Analyzing The Storm [and life]
Saatnya meganalisis cuaca favoritku. Bukan cuacanya secara ilmiah, tapi aku suka cuaca itu.
Cuaca favoritku adalah hujan deras. Kalau bisa bilang tanpa dianggap menantang, sebenarnya: Badai. Hujan. Deras. Lebat. Badai. Berangin. Dingin. Bau hujan.
Tapi untuk tahu kenapa aku suka cuaca itu, sepertinya aku harus mengurai, apa yang aku suka dari cuaca itu.
Well, yang aku bayangkan tentang cuaca badai ini adalah: solitude, sendirian, dingin, kabut, aku sendirian menikmati cokelat hangat atau mi instan pedas. Ngga ada caara terbaik menikmati yang hangat-hangat selain ketika badai kan?
Tapi kalau aku pikir-pikir lagi, yang paling aku nikmati adalah, ya, kesendiriannya. Bisa sendiri, tenang. Hanya ada aku dan pikiranku, bau hujan; petrichor, kabut, sepi. Rasanya aku mendapatkan semua yang aku inginkan: Sendirian. Sesendirian itu dan cuma diramaikan oleh bau hujan, angin, kabut, dan yang hangat-hangat. Lebih ke less stimulus sih. Mungkin itu yang aku butuhin. Perasaan dimana aku bisa merasa aman dan solid, untuk diriku sendiri.

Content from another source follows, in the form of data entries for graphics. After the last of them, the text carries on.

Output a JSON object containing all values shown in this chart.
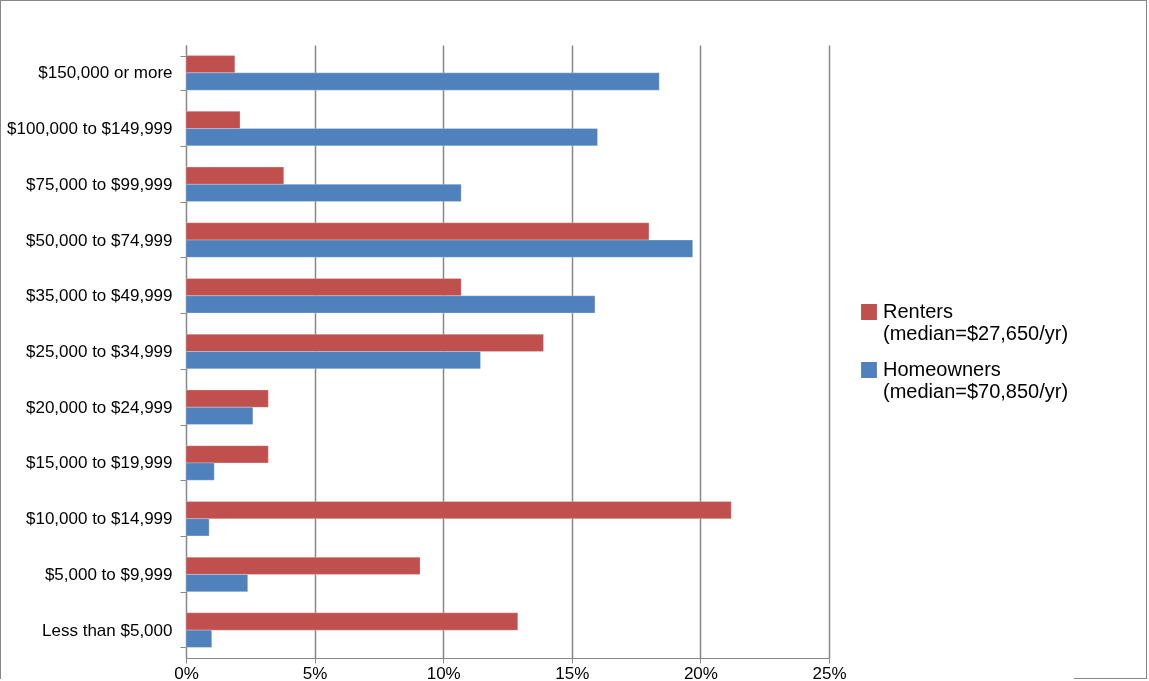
{
  "chart_data": {
    "type": "bar",
    "orientation": "horizontal",
    "categories": [
      "$150,000 or more",
      "$100,000 to $149,999",
      "$75,000 to $99,999",
      "$50,000 to $74,999",
      "$35,000 to $49,999",
      "$25,000 to $34,999",
      "$20,000 to $24,999",
      "$15,000 to $19,999",
      "$10,000 to $14,999",
      "$5,000 to $9,999",
      "Less than $5,000"
    ],
    "series": [
      {
        "name": "Renters (median=$27,650/yr)",
        "color": "#c0504d",
        "values": [
          1.9,
          2.1,
          3.8,
          18.0,
          10.7,
          13.9,
          3.2,
          3.2,
          21.2,
          9.1,
          12.9
        ]
      },
      {
        "name": "Homeowners (median=$70,850/yr)",
        "color": "#4f81bd",
        "values": [
          18.4,
          16.0,
          10.7,
          19.7,
          15.9,
          11.45,
          2.6,
          1.1,
          0.9,
          2.4,
          1.0
        ]
      }
    ],
    "xlim": [
      0,
      25
    ],
    "xticks": [
      {
        "value": 0,
        "label": "0%"
      },
      {
        "value": 5,
        "label": "5%"
      },
      {
        "value": 10,
        "label": "10%"
      },
      {
        "value": 15,
        "label": "15%"
      },
      {
        "value": 20,
        "label": "20%"
      },
      {
        "value": 25,
        "label": "25%"
      }
    ],
    "grid": "x",
    "legend": "right"
  }
}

Lagian, kalau aku pikir-pikir, selama ini, kalau disuruh mendefinisikan kebahagiaan, aku lebih cenderung mendefinisikan ketenangan dimana aku sendirian dan menikmati momen sendirian, tanpa orang lain. Orang lain hadir sebagai selingan aja. Mungkin ngga sih bisa hidup kaya gitu.

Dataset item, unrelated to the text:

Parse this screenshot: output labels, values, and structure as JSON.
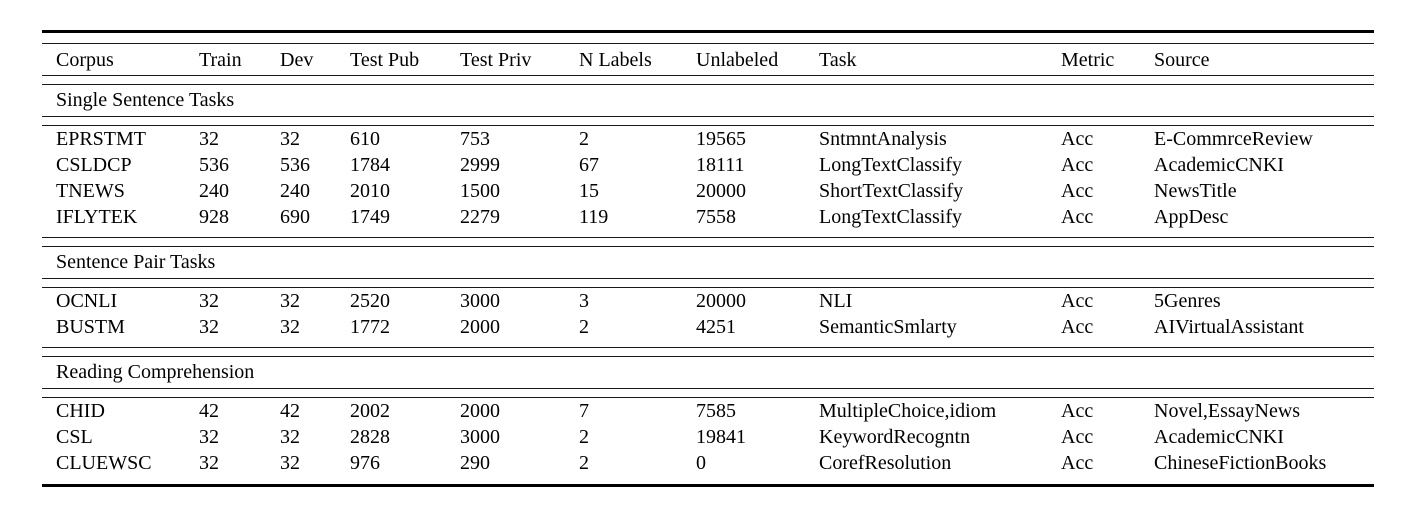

Aku bercita-cita hidup sendirian.
Lalu temanku bilang, "Terus kalo kamu mati dan ngga ada yang tau kamu mati gimana?"
Sialnya, I don't care. Yaudah, membusuk seperti manusia lain pada umumnya yang meninggal tanpa ada yang tau? Menyedihkan, tragis, dan menyenangkan sih memang. Tapi ya kalo memang gitu, gimana? Mati itu titik. Setelah kematian yang katanya tanpa akhir. Tapi kehidupan itu udah pasti lebih dari sebuah titik.